How to Avoid Hijacking the Internet (or anything else) with Your Cluster

Tigera’s solutions are equally applicable in both private and public cloud environments. In fact, we are the underlying network policy platform in the hosted Kubernetes offerings from AWS, Azure, Google, and IBM. In almost all cases in the public cloud environment, we utilize the existing networking capabilities (e.g. the native CNI interfaces) of the public cloud provider. However, in the private cloud, there really isn’t a container-aware native networking layer. In those cases, Tigera’s solution not only provides the network policy layer, but basic network connectivity as well.

To enable that network connectivity, Tigera Secure and Project Calico platforms utilize BGP as a routing protocol. This allows the platform to exchange routing information with the existing data center network, obviating the need for an overlay and enabling a hyper-scale environment.

Most network engineers recognize the benefits of this approach, but some become concerned that the Tigera platform could, either through a bug in the code, misconfiguration, or malicious intent of an operator of the platform, inject bogus or false routes into the data center network through the BGP protocol.

The attack/error that I just described is often referred to as “route hijacking.”

We address this risk by keeping security in mind when configuring BGP within the Tigera platforms. One of the key mechanisms we use is BGP route policies. The policies that we configure prevent any Tigera node from announcing any routes that are not covered by one of the configured address pools in the cluster. This prevents any Tigera node from ‘hijacking’ any route in the network.

However, this doesn’t protect against someone who introduces a node not under the control of Tigera into the cluster, or someone who can subvert a Tigera node. In that case, the route policies will not be in place, and a route can be advertised, causing a hijack.

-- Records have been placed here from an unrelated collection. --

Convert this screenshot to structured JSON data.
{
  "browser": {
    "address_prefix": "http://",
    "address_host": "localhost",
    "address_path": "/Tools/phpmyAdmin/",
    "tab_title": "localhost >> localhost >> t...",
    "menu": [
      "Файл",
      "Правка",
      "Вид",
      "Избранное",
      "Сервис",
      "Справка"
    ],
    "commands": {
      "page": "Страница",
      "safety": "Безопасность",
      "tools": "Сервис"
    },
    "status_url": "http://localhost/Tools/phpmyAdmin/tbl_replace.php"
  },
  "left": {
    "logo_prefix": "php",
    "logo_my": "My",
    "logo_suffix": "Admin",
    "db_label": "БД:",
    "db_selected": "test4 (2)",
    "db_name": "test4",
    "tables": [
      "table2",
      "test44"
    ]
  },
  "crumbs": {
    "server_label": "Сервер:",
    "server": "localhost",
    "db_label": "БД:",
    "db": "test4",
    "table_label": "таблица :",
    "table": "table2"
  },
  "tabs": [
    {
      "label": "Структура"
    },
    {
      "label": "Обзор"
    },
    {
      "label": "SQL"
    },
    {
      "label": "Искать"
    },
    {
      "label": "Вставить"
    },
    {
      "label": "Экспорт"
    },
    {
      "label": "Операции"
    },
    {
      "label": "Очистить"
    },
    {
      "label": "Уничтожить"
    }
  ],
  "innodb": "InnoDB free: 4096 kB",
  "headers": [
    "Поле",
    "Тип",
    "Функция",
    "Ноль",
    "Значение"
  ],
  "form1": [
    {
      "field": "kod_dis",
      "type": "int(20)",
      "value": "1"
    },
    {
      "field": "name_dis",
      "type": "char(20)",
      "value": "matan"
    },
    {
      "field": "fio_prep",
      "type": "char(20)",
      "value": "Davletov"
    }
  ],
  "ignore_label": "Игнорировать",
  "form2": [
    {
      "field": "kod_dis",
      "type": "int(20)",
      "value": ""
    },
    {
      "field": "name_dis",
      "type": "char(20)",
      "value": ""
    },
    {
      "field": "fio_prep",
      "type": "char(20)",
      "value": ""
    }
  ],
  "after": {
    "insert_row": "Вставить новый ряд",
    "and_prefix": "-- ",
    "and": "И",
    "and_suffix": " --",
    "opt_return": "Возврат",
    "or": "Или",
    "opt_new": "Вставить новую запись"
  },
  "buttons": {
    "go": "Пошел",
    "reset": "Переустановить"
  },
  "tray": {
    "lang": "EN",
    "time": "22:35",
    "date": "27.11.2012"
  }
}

To address this concern, route policies can be configured on the ToR and/or spine switches, and even on the border router, if there are concerns about the cluster switches being subverted. The diagram below shows a network topology, with the ToR, spine, and border routers identified, showing where those filters could be installed.

In this example, the Tigera cluster is colored in orange, and the external, data center interconnection router is in blue.

In Tigera’s solution, one or more IP address ranges are delegated to the cluster, which manages the assignment and routing of those addresses within the cluster. In the case of Kubernetes, for example, the address ranges, or pools, would include the service or cluster range, and one or more pod ranges. This means that the cluster has the exclusive use of those addresses, and is authoritative for those addresses. It also means that it should not try and ‘announce’ or tell the rest of the infrastructure about any other routes than those that involve those ranges.

This allows us to write some BGP route policies to protect against the hijack attack or accident. Let’s assume that there are two pools assigned to the cluster, 191.51.100/24 and 192.0.2.0/24. To prevent the cluster from announcing any other routes than those two ranges, we will develop a few policies. Either one of these would be sufficient, the two, in combination protect against errors in the policy creation, and are really just a set of belt and braces.

In a router you must define the BGP peers you are going to exchange routes with. In this case we are going to talk about the peering between spine switch A and the border router.

On the spine switches in the cluster, we would write an export policy. I’m going to write this in pseudo code, as each router vendor has their own language, but the concepts are the same.

bgp config{
  peer (border_router){
    peer ip (<border router IP>)
    peer as (<border router AS>)
    import (!192.0.2.0/24, !191.51.100.0/24)
    export (192.0.2.0/24, 191.51.100.0/24)
  }
}

The route policies here will allow the spine switch to only send routes from the two pools assigned to the cluster, when exchanging routes with the border router, it also will allow the border router to send any routes other than the cluster pools to the cluster (preventing the reverse hijack).

Reversing the ingress and egress rules on the matching configuration on the border router will block the reception of any route not assigned to the cluster from the spine switch, and allow any routes to be sent to the cluster other than the addresses that the cluster is authoritative for.

With this simple precaution, the rest of the network, and the cluster itself, are protected from route hijacking, either malicious, or by accident.

So, what is a BGP policy anyway?

Routers exchange two different types of traffic or messages.  For example, if router A receives traffic from one of its subtended hosts, say 192.0.2.15 that is destined for 191.51.100.37, it will look in its routing table and, may discover that 191.51.100.0/24 is reachable through router B.  If you want to  prevent that traffic from being sent, a traffic or ‘firewall’ filter could be put in place on either Router A or Router B to deny it.

But, how did Router A know to send the traffic to Router B.  Routers exchange routing information, telling each other what destinations they know how to reach.  A routing protocol is used to do this, and one of these is called BGP.

BGP enables a feature called route policies.  In this case, BGP routers that are communicating across a trust boundary (called an AS boundary) can limit what routes they communicate.  In fact, by default, BGP routers don’t allow any routes to be exchanged unless they are specifically configured.  This is called route policy.  In the case above, unless there is a route policy that allows Router B to tell Router A that it knows how to get to 191.51.100.0/24, Router A will never know that it could send the traffic to Router B in the first place.